Ti è capitato di leggere titoli tipo: “Montagna assassina” oppure “la violenza dell’acqua”? Non me lo dire. Una cosa incomprensibile per stupidità e ignavia. E’ un modo di raccontare le cose completamente fuorviante. Il giornalismo dovrebbe fare lo sforzo di raccontare in modo razionale. Spesso si dà la colpa alla fatalità quanto si capisce benissimo che le questioni sono connesse tra loro e che hanno una loro spiegazione razionale.

 

Dunque il tuo lavoro, la tua scelta dell’approfondimento, soprattutto sul tema ambientale, ti ha dato delle soddisfazioni? Ne vale la pena?

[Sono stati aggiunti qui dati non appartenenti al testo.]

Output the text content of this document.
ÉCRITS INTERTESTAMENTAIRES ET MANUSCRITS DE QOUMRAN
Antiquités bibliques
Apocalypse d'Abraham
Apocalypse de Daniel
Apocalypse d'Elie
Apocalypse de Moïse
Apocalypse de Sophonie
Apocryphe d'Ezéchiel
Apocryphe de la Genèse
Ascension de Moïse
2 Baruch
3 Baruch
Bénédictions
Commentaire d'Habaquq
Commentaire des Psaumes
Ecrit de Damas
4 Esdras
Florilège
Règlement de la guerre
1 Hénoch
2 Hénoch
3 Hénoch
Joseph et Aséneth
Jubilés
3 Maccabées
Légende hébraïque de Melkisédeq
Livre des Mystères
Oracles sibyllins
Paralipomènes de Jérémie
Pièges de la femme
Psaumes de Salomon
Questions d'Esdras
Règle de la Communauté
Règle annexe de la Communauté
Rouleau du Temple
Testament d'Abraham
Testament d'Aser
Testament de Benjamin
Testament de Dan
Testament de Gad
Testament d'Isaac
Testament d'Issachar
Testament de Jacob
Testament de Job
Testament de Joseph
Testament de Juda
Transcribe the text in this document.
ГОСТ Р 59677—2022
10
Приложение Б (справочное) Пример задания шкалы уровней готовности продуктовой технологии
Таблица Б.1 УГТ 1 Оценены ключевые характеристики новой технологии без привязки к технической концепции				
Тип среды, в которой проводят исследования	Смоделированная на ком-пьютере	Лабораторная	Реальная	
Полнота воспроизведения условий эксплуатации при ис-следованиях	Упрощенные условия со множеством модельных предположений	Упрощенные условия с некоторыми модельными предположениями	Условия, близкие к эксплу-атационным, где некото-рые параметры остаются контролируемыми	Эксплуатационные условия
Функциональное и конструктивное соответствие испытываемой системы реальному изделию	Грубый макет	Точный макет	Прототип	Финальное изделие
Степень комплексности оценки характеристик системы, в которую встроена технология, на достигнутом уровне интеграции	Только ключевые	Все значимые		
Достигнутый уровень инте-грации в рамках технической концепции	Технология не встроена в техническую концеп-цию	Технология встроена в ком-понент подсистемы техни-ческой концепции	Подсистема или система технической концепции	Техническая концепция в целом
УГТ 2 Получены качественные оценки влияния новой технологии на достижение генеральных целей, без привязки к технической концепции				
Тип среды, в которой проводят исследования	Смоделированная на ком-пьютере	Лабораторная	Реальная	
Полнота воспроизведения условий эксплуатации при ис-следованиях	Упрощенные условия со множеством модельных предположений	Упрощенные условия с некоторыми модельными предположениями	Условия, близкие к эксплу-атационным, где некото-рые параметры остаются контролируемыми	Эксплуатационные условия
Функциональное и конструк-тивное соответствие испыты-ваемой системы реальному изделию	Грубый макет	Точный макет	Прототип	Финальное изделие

Certamente. Non sarò certo io a cambiare la storia con un servizio giornalistico, o con la mia rubrica. Ma questo lavoro continuo, nonostante tutto, ad amarlo. Perché mi aha fatto conoscere tantissime persone che ogni giorno si impegnano per difendere il proprio territorio, per creare condizioni di vita migliori. Un lavoro che mi ha fatto scoprire un’Italia migliore che merita di essere raccontata. Gli inglesi parlano di constructive journalism, cioè un’informazione che non si limita a denunciare un problema, ma che vuole raccontare anche le storie di chi quel problema prova e a volte riesce a risolverlo. Questa parte del mio lavoro la trovo molto interessante perché è anche ragionata. Poggia meno sulle emozioni e più sulle riflessioni. Ti rendi conto che le cose sono sempre molto più complesse di quella schizofrenia che viene fuori dal rumore continuo di un’informazione che non è informazione. Sulle questioni ambientali, poi, non scherzerei molto perché ne va del destino di intere popolazioni e dell’intero Pianeta.